Is there any gold standard method of identifying a metastatic cancer cell from a non metastatic cancer cell? Is there any molecular assay available to differentiate these two type of cancerous cell?
The metastatic process relies to an amazingly complex relationhsip between multiple cell populations, i.e. cancer stem cells, cancer cells, cancer-associated cells (fibroblasts, imune-system related cells, endothelial cells, etc...), etc...
It will be always possible to obtain "genomic", "transcriptomic", "xxxomic", "yyy"omic", etc..., signatures between various types of isolated cancer cells (growing in plastic flasks) issued from primary sites versus metastatic sites. Are any of these "signatures" robust? Very diificult to say.
Here attached are various articles illustrating how complex is the metastatic process.
Now, if you actually want to focus on "isolated cancer cells coming from a nasty biological environment", you should pay a particular attention to cancer circulating cells (or tumor circulating cells). Here attached are also very interesting articles on this subject.
Owing to the heterogeneous nature of each cancer and cancer cells within the same individual, it is difficult to have a single assay that differentiates metastatic from non metastatic cancers.
A good starting point would be to assay specific cellular markers for the type of cancer you are investigating.
I pulled this from PubMed, it might help you get started.
Metastasis, the process that allows some cancer cells to break off from their tumor of origin and take root in a different tissue, is the most common reason people die from cancer.
Metastatic breast cancer cells move not only more rapidly and persistently than their non-metastatic variants but in doing so use the mechanical work of the cytoskeleton more efficiently. The efficiency of the cell motions is defined for entire cells (rather than parts of the cell membrane) and is related to the work expended in forming membrane protrusions and retractions. This work, in turn, is estimated by integrating the protruded and retracted areas along the entire cell perimeter and is standardized with respect to the net translocation of the cell. A combination of cross-correlation, Granger causality, and morphodynamic profiling analyses is then used to relate the efficiency to the cell membrane dynamics. In metastatic cells, the protrusions and retractions are highly “synchronized” both in space and in time and these cells move efficiently.

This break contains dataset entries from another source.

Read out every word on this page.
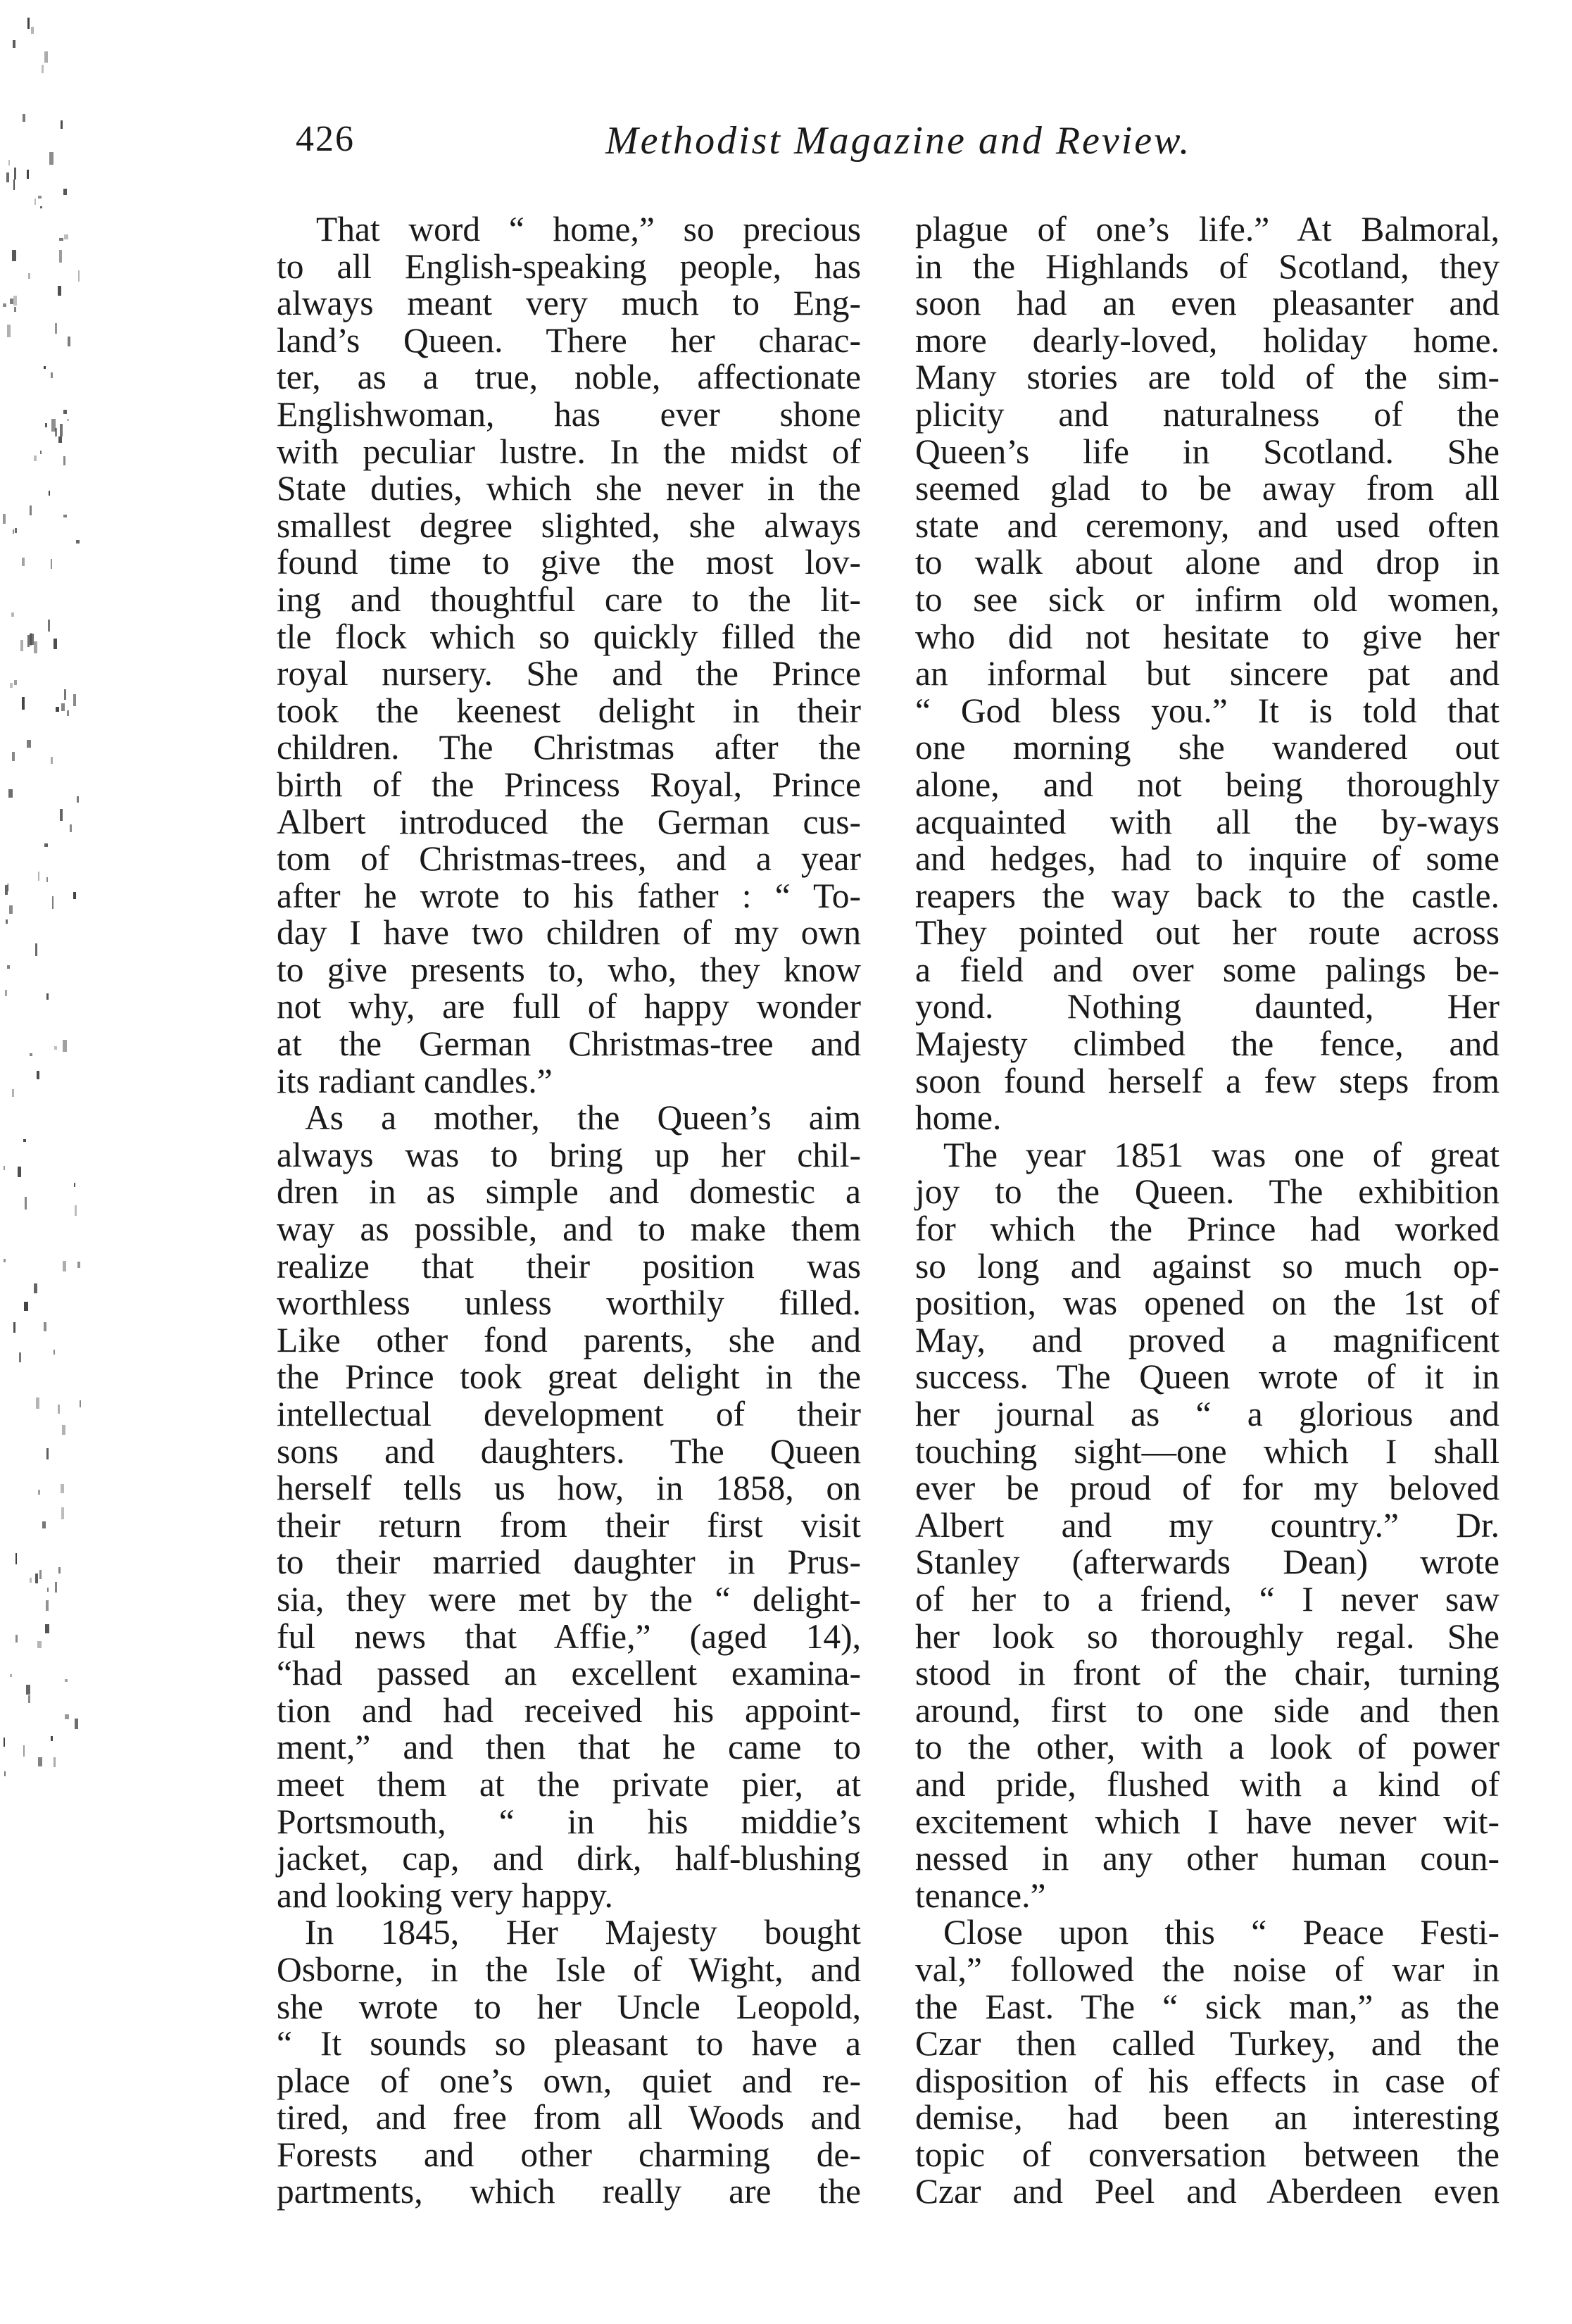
426	Methodist Magazine and Review.
That word “ home,” so precious
to all English-speaking people, has
always meant very much to Eng-
land’s Queen. There her charac-
ter, as a true, noble, affectionate
Englishwoman, has ever shone
with peculiar lustre. In the midst of
State duties, which she never in the
smallest degree slighted, she always
found time to give the most lov-
ing and thoughtful care to the lit-
tle flock which so quickly filled the
royal nursery. She and the Prince
took the keenest delight in their
children. The Christmas after the
birth of the Princess Royal, Prince
Albert introduced the German cus-
tom of Christmas-trees, and a year
after he wrote to his father : “ To-
day I have two children of my own
to give presents to, who, they know
not why, are full of happy wonder
at the German Christmas-tree and
its radiant candles.”
As a mother, the Queen’s aim
always was to bring up her chil-
dren in as simple and domestic a
way as possible, and to make them
realize that their position was
worthless unless worthily filled.
Like other fond parents, she and
the Prince took great delight in the
intellectual development of their
sons and daughters. The Queen
herself tells us how, in 1858, on
their return from their first visit
to their married daughter in Prus-
sia, they were met by the “ delight-
ful news that Affie,” (aged 14),
“had passed an excellent examina-
tion and had received his appoint-
ment,” and then that he came to
meet them at the private pier, at
Portsmouth, “ in his middie’s
jacket, cap, and dirk, half-blushing
and looking very happy.
In 1845, Her Majesty bought
Osborne, in the Isle of Wight, and
she wrote to her Uncle Leopold,
“ It sounds so pleasant to have a
place of one’s own, quiet and re-
tired, and free from all Woods and
Forests and other charming de-
partments, which really are the
plague of one’s life.” At Balmoral,
in the Highlands of Scotland, they
soon had an even pleasanter and
more dearly-loved, holiday home.
Many stories are told of the sim-
plicity and naturalness of the
Queen’s life in Scotland. She
seemed glad to be away from all
state and ceremony, and used often
to walk about alone and drop in
to see sick or infirm old women,
who did not hesitate to give her
an informal but sincere pat and
“ God bless you.” It is told that
one morning she wandered out
alone, and not being thoroughly
acquainted with all the by-ways
and hedges, had to inquire of some
reapers the way back to the castle.
They pointed out her route across
a field and over some palings be-
yond. Nothing daunted, Her
Majesty climbed the fence, and
soon found herself a few steps from
home.
The year 1851 was one of great
joy to the Queen. The exhibition
for which the Prince had worked
so long and against so much op-
position, was opened on the 1st of
May, and proved a magnificent
success. The Queen wrote of it in
her journal as “ a glorious and
touching sight—one which I shall
ever be proud of for my beloved
Albert and my country.” Dr.
Stanley (afterwards Dean) wrote
of her to a friend, “ I never saw
her look so thoroughly regal. She
stood in front of the chair, turning
around, first to one side and then
to the other, with a look of power
and pride, flushed with a kind of
excitement which I have never wit-
nessed in any other human coun-
tenance.”
Close upon this “ Peace Festi-
val,” followed the noise of war in
the East. The “ sick man,” as the
Czar then called Turkey, and the
disposition of his effects in case of
demise, had been an interesting
topic of conversation between the
Czar and Peel and Aberdeen even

In contrast, protrusions and retractions formed by non-metastatic cells are not “synchronized” corresponding to low motility efficiencies. Our work provides a link between the kinematics of cell motions and their energetics. It also suggests that spatiotemporal synchronization might be one of the hallmarks of invasiveness of cancerous cells. (http://pubs.rsc.org/en/content/articlelanding/2013/ib/c3ib40144h#!divAbstract).
The metastatic process relies to an amazingly complex relationhsip between multiple cell populations, i.e. cancer stem cells, cancer cells, cancer-associated cells (fibroblasts, imune-system related cells, endothelial cells, etc...), etc...
It will be always possible to obtain "genomic", "transcriptomic", "xxxomic", "yyy"omic", etc..., signatures between various types of isolated cancer cells (growing in plastic flasks) issued from primary sites versus metastatic sites. Are any of these "signatures" robust? Very diificult to say.
Here attached are various articles illustrating how complex is the metastatic process.
Now, if you actually want to focus on "isolated cancer cells coming from a nasty biological environment", you should pay a particular attention to cancer circulating cells (or tumor circulating cells). Here attached are also very interesting articles on this subject.
Indeed in vitro assays won't give any idea since metastasis is an in vivo process.
Keeping track on the expression level of mesenchymal cell marker will help to distinguish from non-metastatic cancer cell. You can look at the relative expression of molecules that helps to protect cell-cell and cell-matrix interaction.